Foot orgasm syndrome exists and despite it's name, it's not a good thing.
First, a little background: In 2013, a 55-year-old woman living in The Netherlands who identifies as "Mrs. A" went to see a doctor because she was having five or six spontaneous orgasms a day that seemed to originate in her left foot, according to LiveScience.
Finding these spontaneous sensations embarrassing and anxiety-inducing, she consulted a doctor. Doctors soon learned that Mrs. A had suffered from a severe infection a few years earlier that left tingling and burning sensations in her left foot.
Doctors concluded that Mrs. A's foot orgasms were happening because the nerve damage caused by her infection made it so that her brain "could not differentiate which information came from her left foot and which information came from her genitals. As a result, the brain decided that sensory information from the left foot was identical to the information from the vagina. Thus, the brain translated information from the foot as being an orgasm," Marcel D. Waldinger wrote on a website about his research.
Doctors injected anesthesia into the spinal nerve that receives sensory information from the foot, and the orgasms stopped.
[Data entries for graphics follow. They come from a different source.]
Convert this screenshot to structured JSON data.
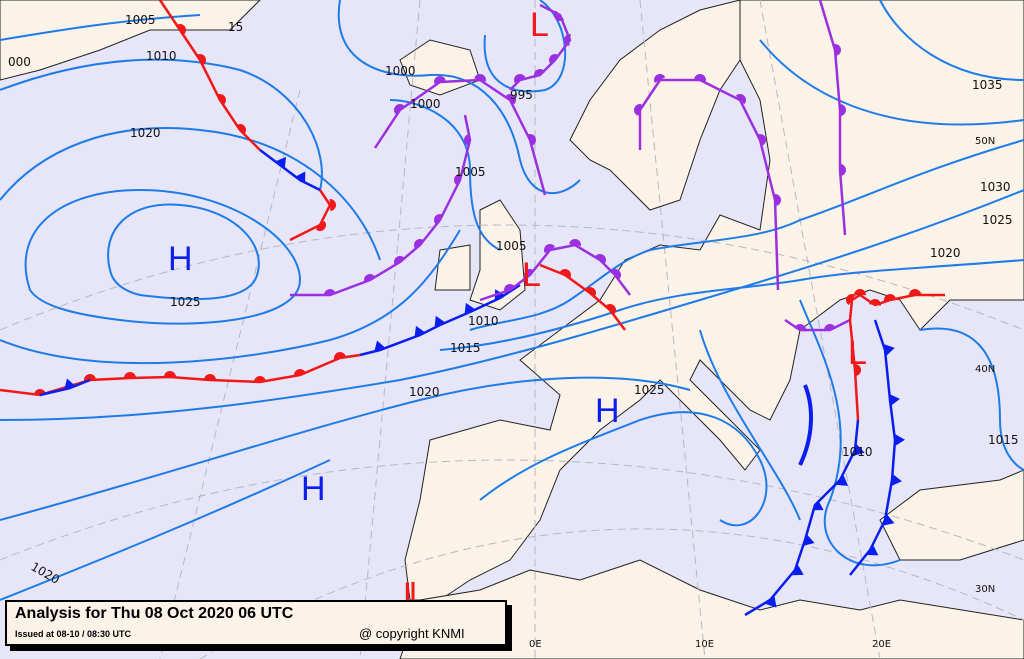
{
  "map": {
    "title": "Analysis for Thu 08 Oct 2020 06 UTC",
    "issued": "Issued at 08-10 / 08:30 UTC",
    "copyright": "@ copyright KNMI",
    "colors": {
      "sea": "#e6e6f8",
      "land": "#fbf2e8",
      "isobar": "#1e7be8",
      "cold_front": "#0a1ef0",
      "warm_front": "#f01818",
      "occluded_front": "#9b30e0"
    },
    "isobar_labels": [
      "1005",
      "1010",
      "1020",
      "1025",
      "1000",
      "1000",
      "995",
      "1005",
      "1005",
      "1010",
      "1015",
      "1020",
      "1025",
      "1035",
      "1030",
      "1025",
      "1020",
      "1010",
      "1015",
      "1020",
      "000",
      "15"
    ],
    "pressure_centers": [
      "H",
      "H",
      "H",
      "L",
      "L",
      "L",
      "L"
    ],
    "lat_labels": [
      "50N",
      "40N",
      "30N"
    ],
    "lon_labels": [
      "0E",
      "10E",
      "20E"
    ]
  }
}
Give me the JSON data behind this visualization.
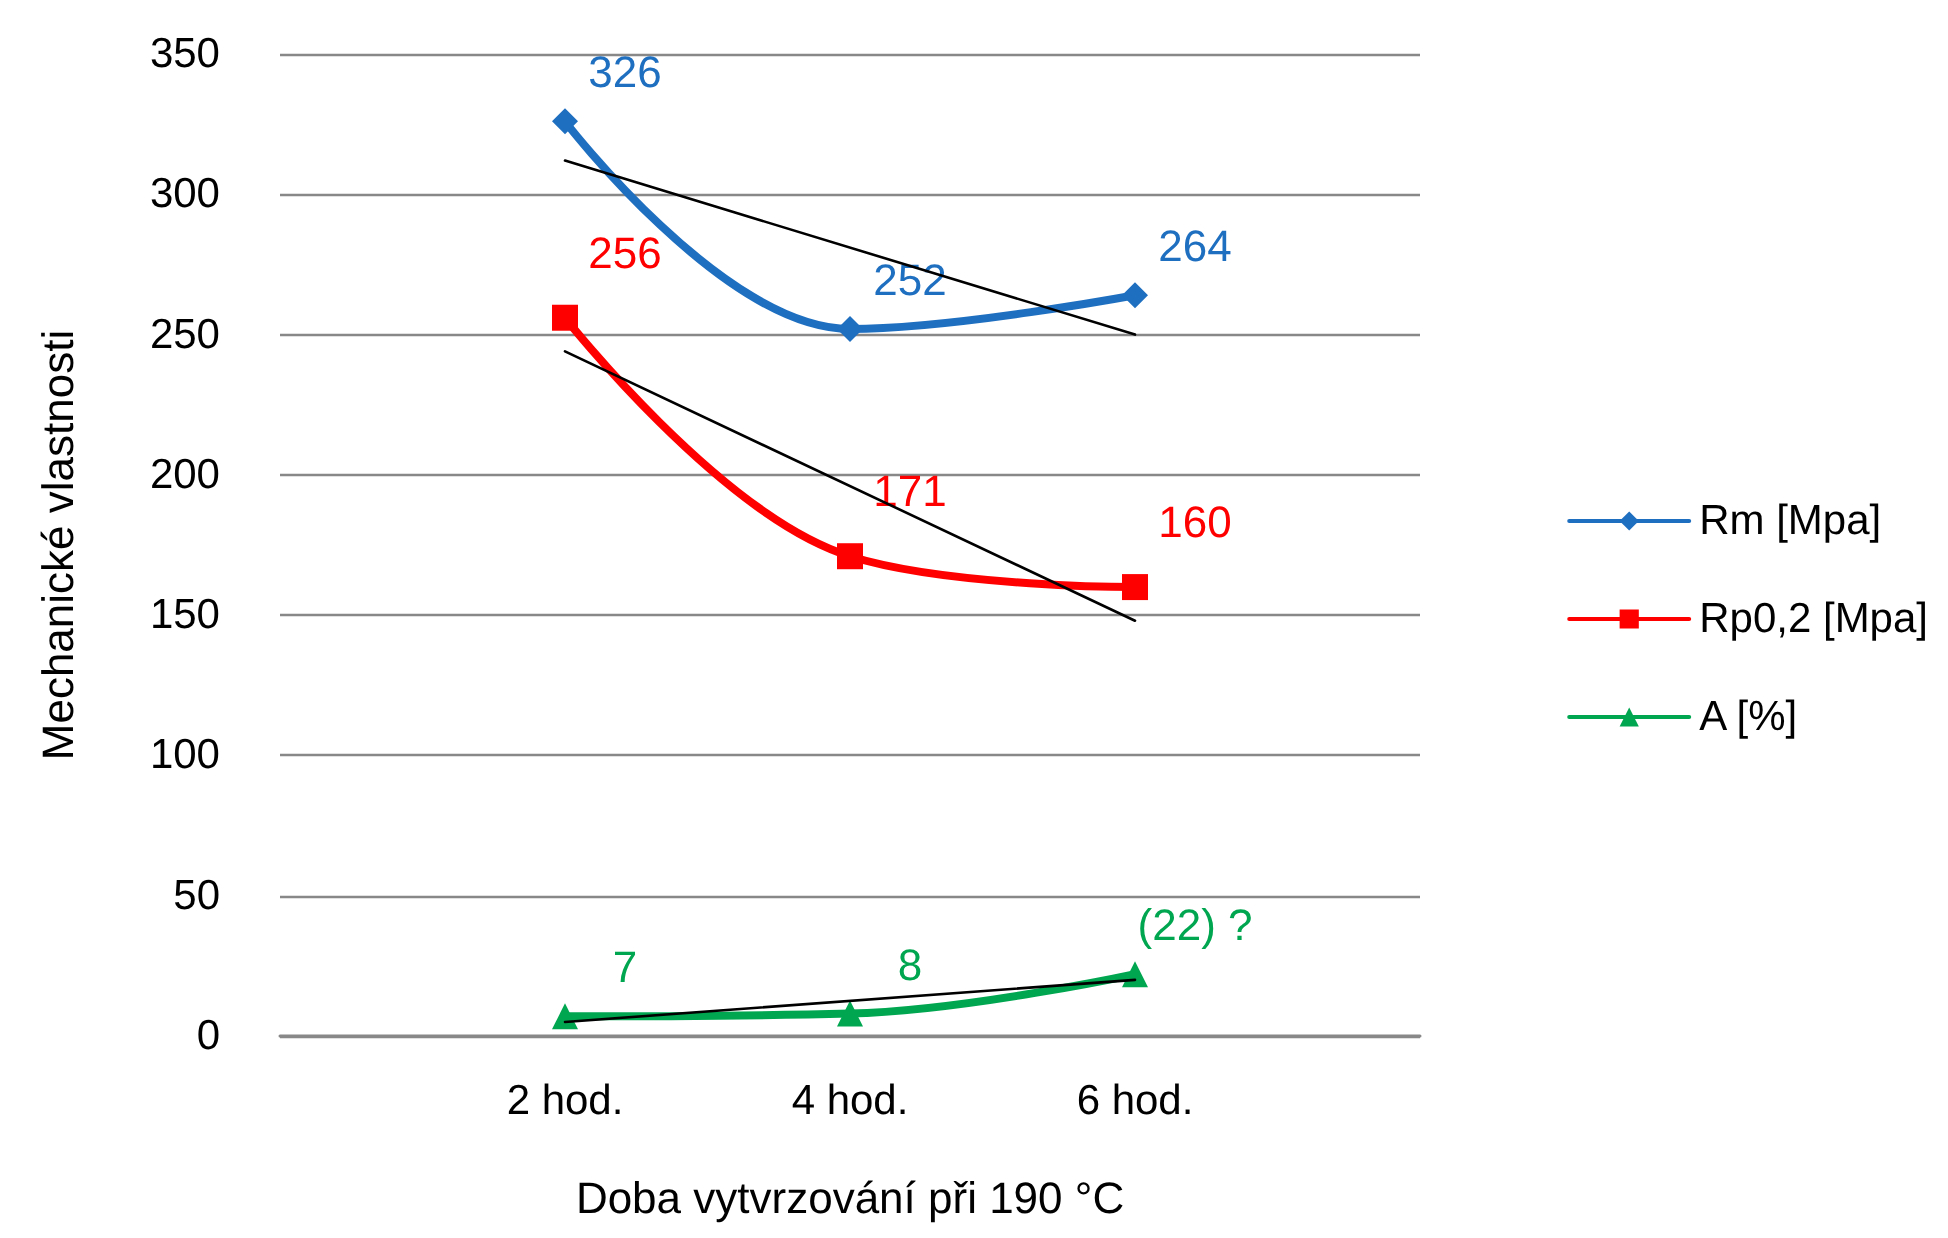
{
  "chart_data": {
    "type": "line",
    "xlabel": "Doba vytvrzování při 190 °C",
    "ylabel": "Mechanické vlastnosti",
    "categories": [
      null,
      "2 hod.",
      "4 hod.",
      "6 hod.",
      null
    ],
    "ylim": [
      0,
      350
    ],
    "yticks": [
      0,
      50,
      100,
      150,
      200,
      250,
      300,
      350
    ],
    "grid": "y",
    "legend": "right",
    "series": [
      {
        "name": "Rm [Mpa]",
        "color": "#1f6fc0",
        "marker": "diamond",
        "values": [
          null,
          326,
          252,
          264,
          null
        ],
        "value_labels": [
          null,
          "326",
          "252",
          "264",
          null
        ]
      },
      {
        "name": "Rp0,2 [Mpa]",
        "color": "#ff0000",
        "marker": "square",
        "values": [
          null,
          256,
          171,
          160,
          null
        ],
        "value_labels": [
          null,
          "256",
          "171",
          "160",
          null
        ]
      },
      {
        "name": "A [%]",
        "color": "#00a650",
        "marker": "triangle",
        "values": [
          null,
          7,
          8,
          22,
          null
        ],
        "value_labels": [
          null,
          "7",
          "8",
          "(22) ?",
          null
        ]
      },
      {
        "color": "#000000",
        "marker": "none",
        "x": [
          "2 hod.",
          "6 hod."
        ],
        "values": [
          312,
          250
        ]
      },
      {
        "color": "#000000",
        "marker": "none",
        "x": [
          "2 hod.",
          "6 hod."
        ],
        "values": [
          244,
          148
        ]
      },
      {
        "color": "#000000",
        "marker": "none",
        "x": [
          "2 hod.",
          "6 hod."
        ],
        "values": [
          5,
          20
        ]
      }
    ]
  }
}
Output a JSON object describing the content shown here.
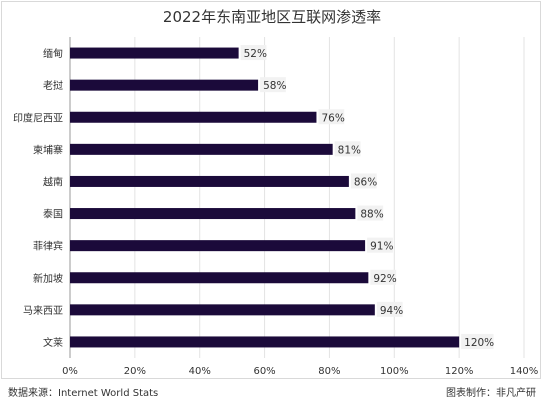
{
  "chart_data": {
    "type": "bar",
    "orientation": "horizontal",
    "title": "2022年东南亚地区互联网渗透率",
    "categories": [
      "缅甸",
      "老挝",
      "印度尼西亚",
      "柬埔寨",
      "越南",
      "泰国",
      "菲律宾",
      "新加坡",
      "马来西亚",
      "文莱"
    ],
    "values": [
      52,
      58,
      76,
      81,
      86,
      88,
      91,
      92,
      94,
      120
    ],
    "value_labels": [
      "52%",
      "58%",
      "76%",
      "81%",
      "86%",
      "88%",
      "91%",
      "92%",
      "94%",
      "120%"
    ],
    "xlim": [
      0,
      140
    ],
    "xticks": [
      "0%",
      "20%",
      "40%",
      "60%",
      "80%",
      "100%",
      "120%",
      "140%"
    ],
    "grid": true,
    "bar_color": "#1b0a3a"
  },
  "footer": {
    "source": "数据来源：Internet World Stats",
    "credit": "图表制作：非凡产研"
  }
}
Mrs. A's FOS is the first known case, but now researchers are looking for other people who suffer from it. After all, the nerve that receives sensory information from the foot and the vagina enter the spinal cord at the same level -- Mrs. A can't be only one.
Spontaneous orgasms don't just come from the feet. In good or bad news for exercisers (depending on how you look at it), something called a "coregasm" also exists. A 2012 study found that 51.4 percent of women who had experienced exercise-induced sexual experiences found that it originated in their core.